Basically, I am confused as to how Tensorflow 'knows' what data to accept as an individual input and output. Is there a way to specify it or is it a step one can omit?
EDIT: Based on the answers, I have used the code:
model = tf.keras.models.Sequential()
model.add(tf.keras.layers.Dense(26, input_dim=26,activation='relu'))
model.add(tf.keras.layers.Dense(80, activation='sigmoid'))

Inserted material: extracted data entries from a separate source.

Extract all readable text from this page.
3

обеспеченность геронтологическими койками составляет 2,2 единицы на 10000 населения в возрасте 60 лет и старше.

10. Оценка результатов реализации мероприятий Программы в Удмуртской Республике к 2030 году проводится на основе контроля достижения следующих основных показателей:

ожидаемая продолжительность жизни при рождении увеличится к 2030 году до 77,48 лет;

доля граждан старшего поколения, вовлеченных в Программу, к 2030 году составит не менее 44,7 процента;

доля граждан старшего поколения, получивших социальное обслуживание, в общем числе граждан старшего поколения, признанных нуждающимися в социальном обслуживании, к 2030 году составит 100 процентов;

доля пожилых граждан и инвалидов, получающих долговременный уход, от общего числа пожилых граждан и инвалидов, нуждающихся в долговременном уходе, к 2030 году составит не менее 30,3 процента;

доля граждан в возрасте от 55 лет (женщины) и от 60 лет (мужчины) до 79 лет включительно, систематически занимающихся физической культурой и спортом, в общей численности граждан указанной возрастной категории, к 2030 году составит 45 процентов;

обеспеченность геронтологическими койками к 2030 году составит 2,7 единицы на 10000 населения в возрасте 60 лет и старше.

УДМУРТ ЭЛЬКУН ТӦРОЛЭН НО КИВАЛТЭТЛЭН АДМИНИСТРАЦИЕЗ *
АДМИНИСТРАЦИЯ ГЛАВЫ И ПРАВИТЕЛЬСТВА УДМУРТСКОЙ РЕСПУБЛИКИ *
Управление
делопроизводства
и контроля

model.compile(optimizer='rmsprop',
loss='binary_crossentropy',
metrics=['accuracy'])
model.fit(x_train, y_train, epochs=10, batch_size=32)

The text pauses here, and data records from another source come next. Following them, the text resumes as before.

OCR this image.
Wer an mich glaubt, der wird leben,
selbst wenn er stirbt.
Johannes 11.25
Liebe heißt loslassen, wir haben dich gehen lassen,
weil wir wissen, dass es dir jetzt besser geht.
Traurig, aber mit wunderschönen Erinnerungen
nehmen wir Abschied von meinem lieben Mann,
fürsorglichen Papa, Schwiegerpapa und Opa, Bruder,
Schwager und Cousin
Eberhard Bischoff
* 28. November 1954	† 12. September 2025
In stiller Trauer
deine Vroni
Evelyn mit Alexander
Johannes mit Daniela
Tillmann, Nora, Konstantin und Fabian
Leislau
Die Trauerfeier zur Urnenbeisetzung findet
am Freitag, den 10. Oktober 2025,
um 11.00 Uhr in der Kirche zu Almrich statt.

I'm getting the following matrix:
[0.38176608 0.34900635 0.36545524 0.36806932 0.36692804 0.37398493
0.36821148 0.35577637 0.38441166 0.3676901 0.41162464 0.40428266
0.41464344 0.4040607 0.39316037 0.428753 0.3547327 0.35693064
0.3422352 0.36919317 0.36431065 0.3515264 0.3889933 0.33974153
0.37329385 0.35898593 0.3891792 0.42334762 0.40694237 0.41910493
0.39983115 0.47813386 0.37625512 0.35567597 0.36811477 0.38242644
0.36549032 0.35696995 0.37058106 0.3556903 0.37096408 0.34965912
0.4247738 0.41512045 0.41622216 0.38645518 0.40850884 0.43454456
0.3655926 0.34644917 0.36782715 0.34224963 0.35035127 0.3502
0.3607877 0.38218996 0.37265536 0.3653391 0.41620222 0.41124558
0.3916335 0.41291553 0.39959764 0.4649614 0.34603494 0.36731967
0.34146535 0.34573284 0.33941117 0.35885242 0.3493014 0.35866526
0.37188208 0.34971312 0.38165745 0.3962399 0.38913697 0.4078925
0.38799426 0.4709055 ]
This is a far cry from the 0 and 1 matrix I want. What should I do to get closer to that? I've tried Googling my problem, but to no avail. Should I simply apply a threshold to this (eg. 0.4?) and convert it to a binary matrix that way?